La rupture intra péritonéale d’un kyste hydatique au cours de la grossesse: à propos d’un cas rare

Intraperitoneal rupture of a hydatid cyst during pregnancy: report of a rare case

Myriam Rachad 1,&, Fatim Zahra Fdili 1, Ouafae Slimani 1, Hikmat Chaara 1, Hakima Bouguern 1, Moulay Adbelillah Melhouf 1
PMCID: PMC3283012  PMID: 22368744

Abstract

Le kyste hydatique est une parasitose qui sévit à l’état endémique au Maroc. Cependant sa rupture au cours de la grossesse reste rare. Nous rapportons le cas d’une patiente de 23 ans, admise aux urgences en état de choc avec bouffissure du visage sur aménorrhée de 8 semaines, chez laquelle le diagnostic d’hydatidose à la fois hépatique et pelvienne, avec éventuelle rupture de l’un des kystes hépatiques a été posé par la radiologie. Après mesures de réanimation, le traitement chirurgical a été instauré, avec bonne évolution. Nous essayons à partir de ce cas et à travers une revue de littérature, de préciser les difficultés diagnostiques et thérapeutiques rencontrées dans la prise en charge des kystes hydatiques, surtout compliquées, au cours de la grossesse.

Keywords: Kyste hydatique, foie, pelvis, grossesse, chirurgie, Maroc

Introduction

L’échinococcose hydatique ou kyste hydatique est une helminthiase provoquée par le développement chez l’Homme de la forme larvaire d’un tænia du chien Echinococcus granulosus.

Sa gravité tient essentiellement à ses complications dominées par la rupture dans les voies biliaires, l’infection, et la rupture intra péritonéale. Cette dernière reste une complication rare, qui réalise une véritable urgence, et représente un tournant évolutif péjoratif de l’hydatidose : dans l’immédiat, par le risque du choc anaphylactique et de la péritonite hydatique, secondairement, par l’hydatidose péritonéale secondaire.

La découverte du kyste hydatique du foie (KHF) et surtout d’hydatidose multiple au cours de la grossesse est une situation assez rare, qui pose à la fois un problème diagnostique, thérapeutique et pronostic.

Observation

Il s’agit de Mme M.J de 23 ans, 3ème geste, 2ème pare, sans antécédents particuliers, notamment pas de notion de traumatisme, à 8 semaines d’aménorrhées(SA), admise aux urgences gynéco- obstétricales pour lipothymie, vomissements avec bouffissure du visage.

L’examen général a objectivé : une tension artérielle à 7/5, un pouls à 100 b/min, une fréquence respiratoire à 30 c/min, avec bouffissure du visage manifeste et des extrémités froides.

La palpation abdomino-pelvienne a révélé la présence d’une sensibilité abdominale diffuse, avec masse ferme de la fosse iliaque gauche faisant 10cm, fixe et sensible.
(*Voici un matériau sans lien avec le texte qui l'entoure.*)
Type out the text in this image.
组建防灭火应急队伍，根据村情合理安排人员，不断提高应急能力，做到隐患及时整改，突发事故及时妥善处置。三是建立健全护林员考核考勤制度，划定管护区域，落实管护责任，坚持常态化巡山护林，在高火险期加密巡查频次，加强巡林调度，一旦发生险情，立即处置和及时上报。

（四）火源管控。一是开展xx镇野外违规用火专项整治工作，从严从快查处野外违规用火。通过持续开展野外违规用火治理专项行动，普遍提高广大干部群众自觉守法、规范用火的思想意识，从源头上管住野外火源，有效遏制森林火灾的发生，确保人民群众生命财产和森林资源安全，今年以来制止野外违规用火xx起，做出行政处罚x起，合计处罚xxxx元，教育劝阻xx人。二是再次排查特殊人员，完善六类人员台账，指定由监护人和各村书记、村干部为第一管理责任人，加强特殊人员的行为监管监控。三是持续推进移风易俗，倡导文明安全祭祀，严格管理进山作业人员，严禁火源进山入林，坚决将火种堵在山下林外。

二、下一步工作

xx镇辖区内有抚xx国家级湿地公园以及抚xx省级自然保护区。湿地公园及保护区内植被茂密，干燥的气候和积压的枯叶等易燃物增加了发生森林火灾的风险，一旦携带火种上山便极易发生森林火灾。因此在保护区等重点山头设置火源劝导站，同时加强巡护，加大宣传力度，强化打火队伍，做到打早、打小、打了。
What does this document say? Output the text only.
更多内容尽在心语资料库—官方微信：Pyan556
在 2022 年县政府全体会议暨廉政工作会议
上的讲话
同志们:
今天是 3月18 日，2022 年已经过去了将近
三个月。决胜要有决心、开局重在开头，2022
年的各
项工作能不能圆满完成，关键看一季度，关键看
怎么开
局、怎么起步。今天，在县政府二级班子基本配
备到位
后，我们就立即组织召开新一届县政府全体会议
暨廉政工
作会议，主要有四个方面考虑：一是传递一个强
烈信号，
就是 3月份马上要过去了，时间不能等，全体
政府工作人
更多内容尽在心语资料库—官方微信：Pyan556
L’examen gynécologique a mis en évidence un utérus légèrement augmenté de taille sensible à la mobilisation. Après mise en condition de la patiente : deux voies veineuses périphériques, remplissage au sérum salé. Une échographie pelvienne réalisée en premier a révélé une grossesse intra utérine évolutive de 8 SA, avec présence en latéro utérin gauche d’une image hétérogène multi cloisonnée faisant 9cm de grand axe, faisant évoquée une masse annexielle (Figure 1 et Figure 2). Le complément de l’exploration abdominale a objectivé 3 images kystiques hépatiques multicloisonées au niveau des segments III, VI, IIX, évocatrices d’une hydatidose du foie, associées à un kyste hydatique pelvien.Le kyste du segment III était affaissé, avec membrane décollée évoquant une rupture (Figure 3).

Figure 1.

Figure 1

Image d’échographique abdomino-pelvienne, montrant chez notre patiente de 23 ans, admise pour état de choc sur aménorrhée de 8 semaines, la présence au niveau de la fosse iliaque gauche d’une image hétérogène de 83 mm de grand axe, bien limitée, rappelant une lésion annexielle

Figure 2.

Figure 2

Image d’échographique abdomino-pelvienne, montrant chez notre patiente de 23 ans, admise pour état de choc sur aménorrhée de 8 semaines, l’aspect multi cloisonné de la lésion de la fosse iliaque gauche

Figure 3.

Figure 3

Image d’échographique abdominale, montrant chez notre patiente de 23 ans, admise pour état de choc sur aménorrhée de 8 semaines, un kyste hépatique du segment III affaissé, avec membrane décollée témoignant de sa rupture et faisant évoquer en premier selon le contexte et les autres lésions hépatiques associées, un kyste hydatique rompu

Après stabilisation de l’état hémodynamique, la patiente a bénéficié d’une laparotomie qui a mis en évidence les 3 kystes hépatiques, dont celui du segment III rompu, avec kyste pelvien au dépend du péritoine pariétal et un épanchement intrapéritonéal de faible abondance.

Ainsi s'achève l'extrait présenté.